2. Interview was also conducted with the Cardiopulmonary Technician at this time. She confirmed the Pulmonary Rehabilitation area had no defibrillator or AED.

3. Review of a current outpatient patient record (for patient #18) revealed the patient has been receiving Pulmonary Rehabilitation services since 10/16/12.

3. A request for Pulmonary Rehabilitation policies was made. The Technician provided an undated Policy and Procedure manual.
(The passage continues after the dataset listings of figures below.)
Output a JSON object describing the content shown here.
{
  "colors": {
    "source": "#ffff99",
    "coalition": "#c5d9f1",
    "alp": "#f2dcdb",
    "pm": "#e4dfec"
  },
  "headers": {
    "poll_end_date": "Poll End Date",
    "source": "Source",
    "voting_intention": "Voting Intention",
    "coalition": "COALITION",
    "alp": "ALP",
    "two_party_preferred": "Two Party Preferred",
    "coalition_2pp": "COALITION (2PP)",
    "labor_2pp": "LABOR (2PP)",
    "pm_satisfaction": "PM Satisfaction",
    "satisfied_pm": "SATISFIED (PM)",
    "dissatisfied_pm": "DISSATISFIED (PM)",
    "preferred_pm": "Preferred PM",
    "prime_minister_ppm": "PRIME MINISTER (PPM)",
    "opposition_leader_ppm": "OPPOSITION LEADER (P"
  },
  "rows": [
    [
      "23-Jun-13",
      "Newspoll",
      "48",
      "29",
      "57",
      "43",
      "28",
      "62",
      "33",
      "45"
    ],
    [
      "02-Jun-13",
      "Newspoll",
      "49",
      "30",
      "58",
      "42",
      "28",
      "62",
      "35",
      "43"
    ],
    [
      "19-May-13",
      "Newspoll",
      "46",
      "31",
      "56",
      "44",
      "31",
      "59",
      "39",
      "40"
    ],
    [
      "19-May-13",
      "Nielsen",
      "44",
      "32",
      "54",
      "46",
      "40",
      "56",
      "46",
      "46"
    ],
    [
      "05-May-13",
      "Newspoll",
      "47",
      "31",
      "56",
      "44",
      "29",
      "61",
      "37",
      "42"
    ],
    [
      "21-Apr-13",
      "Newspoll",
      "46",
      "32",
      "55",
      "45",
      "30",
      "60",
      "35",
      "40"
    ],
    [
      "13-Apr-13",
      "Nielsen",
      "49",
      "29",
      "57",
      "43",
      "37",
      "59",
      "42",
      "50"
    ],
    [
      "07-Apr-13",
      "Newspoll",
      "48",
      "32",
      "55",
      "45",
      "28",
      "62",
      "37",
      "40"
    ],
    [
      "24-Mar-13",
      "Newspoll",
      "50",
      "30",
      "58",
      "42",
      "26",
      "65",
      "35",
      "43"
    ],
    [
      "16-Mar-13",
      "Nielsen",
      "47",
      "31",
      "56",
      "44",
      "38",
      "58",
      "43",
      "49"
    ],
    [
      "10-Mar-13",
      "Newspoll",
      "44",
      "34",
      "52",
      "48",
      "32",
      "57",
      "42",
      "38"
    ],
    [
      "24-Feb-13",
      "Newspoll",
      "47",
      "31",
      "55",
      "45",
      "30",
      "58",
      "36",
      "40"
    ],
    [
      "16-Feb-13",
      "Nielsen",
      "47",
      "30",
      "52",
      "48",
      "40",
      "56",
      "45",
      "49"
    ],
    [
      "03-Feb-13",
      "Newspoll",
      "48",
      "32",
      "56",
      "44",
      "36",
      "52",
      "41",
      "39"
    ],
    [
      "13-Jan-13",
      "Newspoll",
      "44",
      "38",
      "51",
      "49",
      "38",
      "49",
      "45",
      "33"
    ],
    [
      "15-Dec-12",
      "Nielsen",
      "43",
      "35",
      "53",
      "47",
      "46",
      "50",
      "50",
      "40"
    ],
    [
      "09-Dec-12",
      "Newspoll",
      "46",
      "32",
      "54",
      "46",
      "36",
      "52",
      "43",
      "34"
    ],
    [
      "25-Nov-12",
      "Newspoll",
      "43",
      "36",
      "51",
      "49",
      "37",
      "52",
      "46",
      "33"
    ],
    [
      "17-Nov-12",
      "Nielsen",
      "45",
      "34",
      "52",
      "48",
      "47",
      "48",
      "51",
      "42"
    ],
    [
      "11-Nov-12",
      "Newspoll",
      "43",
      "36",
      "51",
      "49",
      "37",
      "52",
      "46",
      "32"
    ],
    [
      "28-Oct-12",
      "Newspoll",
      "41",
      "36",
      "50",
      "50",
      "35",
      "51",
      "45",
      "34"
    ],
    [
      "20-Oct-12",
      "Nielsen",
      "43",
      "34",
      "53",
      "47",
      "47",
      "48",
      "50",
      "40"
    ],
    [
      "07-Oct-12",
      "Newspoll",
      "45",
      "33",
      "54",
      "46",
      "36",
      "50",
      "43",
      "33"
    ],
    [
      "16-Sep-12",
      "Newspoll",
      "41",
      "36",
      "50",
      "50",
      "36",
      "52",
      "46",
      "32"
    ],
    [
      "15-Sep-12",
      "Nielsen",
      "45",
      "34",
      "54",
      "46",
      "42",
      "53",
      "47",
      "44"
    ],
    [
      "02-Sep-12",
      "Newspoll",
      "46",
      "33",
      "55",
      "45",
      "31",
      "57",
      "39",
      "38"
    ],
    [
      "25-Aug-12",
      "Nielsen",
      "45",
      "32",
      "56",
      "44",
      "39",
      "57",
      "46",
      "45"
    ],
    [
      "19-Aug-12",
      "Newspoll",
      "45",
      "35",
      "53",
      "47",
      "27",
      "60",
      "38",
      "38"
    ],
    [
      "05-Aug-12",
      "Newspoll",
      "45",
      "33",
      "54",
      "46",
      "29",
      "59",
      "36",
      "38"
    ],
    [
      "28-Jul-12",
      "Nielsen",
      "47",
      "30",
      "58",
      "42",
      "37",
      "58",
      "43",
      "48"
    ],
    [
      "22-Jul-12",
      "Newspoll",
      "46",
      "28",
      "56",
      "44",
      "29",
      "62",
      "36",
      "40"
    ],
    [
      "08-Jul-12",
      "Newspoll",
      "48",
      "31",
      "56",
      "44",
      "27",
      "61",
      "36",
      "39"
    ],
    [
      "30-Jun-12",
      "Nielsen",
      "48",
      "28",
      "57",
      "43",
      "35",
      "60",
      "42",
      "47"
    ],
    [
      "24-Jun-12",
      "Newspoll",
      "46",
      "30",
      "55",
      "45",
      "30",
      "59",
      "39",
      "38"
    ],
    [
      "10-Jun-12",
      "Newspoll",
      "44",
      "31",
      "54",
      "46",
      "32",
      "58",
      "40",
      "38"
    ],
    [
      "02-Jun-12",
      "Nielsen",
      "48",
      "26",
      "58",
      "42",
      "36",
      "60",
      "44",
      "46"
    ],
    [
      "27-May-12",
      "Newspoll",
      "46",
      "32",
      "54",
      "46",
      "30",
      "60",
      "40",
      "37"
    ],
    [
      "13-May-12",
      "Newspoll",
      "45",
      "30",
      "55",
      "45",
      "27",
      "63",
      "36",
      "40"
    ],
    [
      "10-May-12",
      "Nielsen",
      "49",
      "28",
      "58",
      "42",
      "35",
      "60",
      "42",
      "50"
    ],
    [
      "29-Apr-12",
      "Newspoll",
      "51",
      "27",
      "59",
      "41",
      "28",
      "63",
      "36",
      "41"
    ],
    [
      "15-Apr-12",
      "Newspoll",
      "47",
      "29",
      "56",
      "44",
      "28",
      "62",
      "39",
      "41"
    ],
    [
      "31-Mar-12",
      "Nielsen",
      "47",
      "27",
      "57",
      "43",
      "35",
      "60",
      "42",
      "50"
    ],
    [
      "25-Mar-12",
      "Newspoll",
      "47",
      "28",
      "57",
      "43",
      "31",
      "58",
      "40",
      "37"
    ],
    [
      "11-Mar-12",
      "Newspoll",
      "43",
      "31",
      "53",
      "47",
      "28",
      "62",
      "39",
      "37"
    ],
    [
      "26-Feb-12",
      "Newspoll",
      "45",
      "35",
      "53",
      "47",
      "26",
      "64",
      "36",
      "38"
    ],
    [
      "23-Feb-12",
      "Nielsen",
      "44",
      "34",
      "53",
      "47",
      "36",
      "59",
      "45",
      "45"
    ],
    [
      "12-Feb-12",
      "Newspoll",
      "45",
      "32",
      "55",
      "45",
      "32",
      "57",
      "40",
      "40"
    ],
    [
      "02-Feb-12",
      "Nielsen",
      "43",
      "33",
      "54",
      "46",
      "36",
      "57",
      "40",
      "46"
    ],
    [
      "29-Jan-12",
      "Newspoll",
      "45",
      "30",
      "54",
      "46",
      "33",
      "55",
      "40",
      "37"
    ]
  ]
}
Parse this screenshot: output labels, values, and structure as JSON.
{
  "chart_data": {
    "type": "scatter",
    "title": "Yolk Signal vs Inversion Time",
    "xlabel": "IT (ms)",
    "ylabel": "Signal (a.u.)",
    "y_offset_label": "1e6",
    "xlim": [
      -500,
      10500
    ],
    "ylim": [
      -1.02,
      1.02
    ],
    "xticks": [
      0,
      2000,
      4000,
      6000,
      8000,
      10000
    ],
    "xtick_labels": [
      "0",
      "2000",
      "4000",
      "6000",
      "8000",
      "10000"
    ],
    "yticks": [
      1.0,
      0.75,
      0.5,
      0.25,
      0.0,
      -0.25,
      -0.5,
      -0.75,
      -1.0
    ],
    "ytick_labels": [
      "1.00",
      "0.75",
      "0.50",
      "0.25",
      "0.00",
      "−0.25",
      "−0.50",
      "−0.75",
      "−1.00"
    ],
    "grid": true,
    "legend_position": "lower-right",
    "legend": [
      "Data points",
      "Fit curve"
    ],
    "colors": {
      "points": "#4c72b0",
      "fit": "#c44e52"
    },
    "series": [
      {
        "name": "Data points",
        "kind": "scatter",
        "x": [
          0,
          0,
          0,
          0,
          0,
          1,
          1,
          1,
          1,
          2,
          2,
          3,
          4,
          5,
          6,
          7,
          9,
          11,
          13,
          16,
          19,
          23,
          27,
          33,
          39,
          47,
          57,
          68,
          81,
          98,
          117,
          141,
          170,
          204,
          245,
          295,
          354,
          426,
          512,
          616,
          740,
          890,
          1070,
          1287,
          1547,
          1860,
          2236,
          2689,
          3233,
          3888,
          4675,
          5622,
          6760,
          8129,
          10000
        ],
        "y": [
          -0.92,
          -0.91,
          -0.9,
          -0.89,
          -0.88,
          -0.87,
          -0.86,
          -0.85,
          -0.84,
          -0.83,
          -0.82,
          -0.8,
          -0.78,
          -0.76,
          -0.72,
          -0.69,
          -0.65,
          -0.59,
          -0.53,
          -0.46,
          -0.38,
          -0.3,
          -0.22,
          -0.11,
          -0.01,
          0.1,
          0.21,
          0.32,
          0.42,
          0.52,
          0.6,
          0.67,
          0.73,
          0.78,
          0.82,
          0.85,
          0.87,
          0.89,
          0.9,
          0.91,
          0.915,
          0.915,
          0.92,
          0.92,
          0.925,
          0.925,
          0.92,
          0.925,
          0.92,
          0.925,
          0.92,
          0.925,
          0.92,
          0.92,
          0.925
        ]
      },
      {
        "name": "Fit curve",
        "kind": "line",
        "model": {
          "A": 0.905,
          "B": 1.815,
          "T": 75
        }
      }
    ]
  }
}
4. Review of undated Policy #48, "Minimum Emergency Requirements," revealed it notes in part: "The Outpatient Pulmonary Rehab Program shall maintain an oxygen source and delivery apparatus...Bag-valve mask device, pulse oximeter, diabetic supplies...first aid supplies, standard defibrillator or automatic external defibrillator, suction equipment, medication: nebulized or meter dose inhaled bronchodilators, glucose, aspirin, sublingual nitroglycerin, cot or stretcher available."

5. These findings were reviewed and discussed with the Chief Nursing Officer (CNO) at 1600 on 1/29/13. She confirmed the Pulmonary Rehab Program had no defibrillator or AED. She stated the emergency equipment and medications would need to be brought to the Pulmonary Rehab room from the nurses station, which is located in another area of the CAH.

6. These findings were reviewed and discussed with the Cardiopulmonary Supervisor at 0810 on 1/30/13. She confirmed the department lacked a standard defibrillator or AED and the medications noted as required by policy.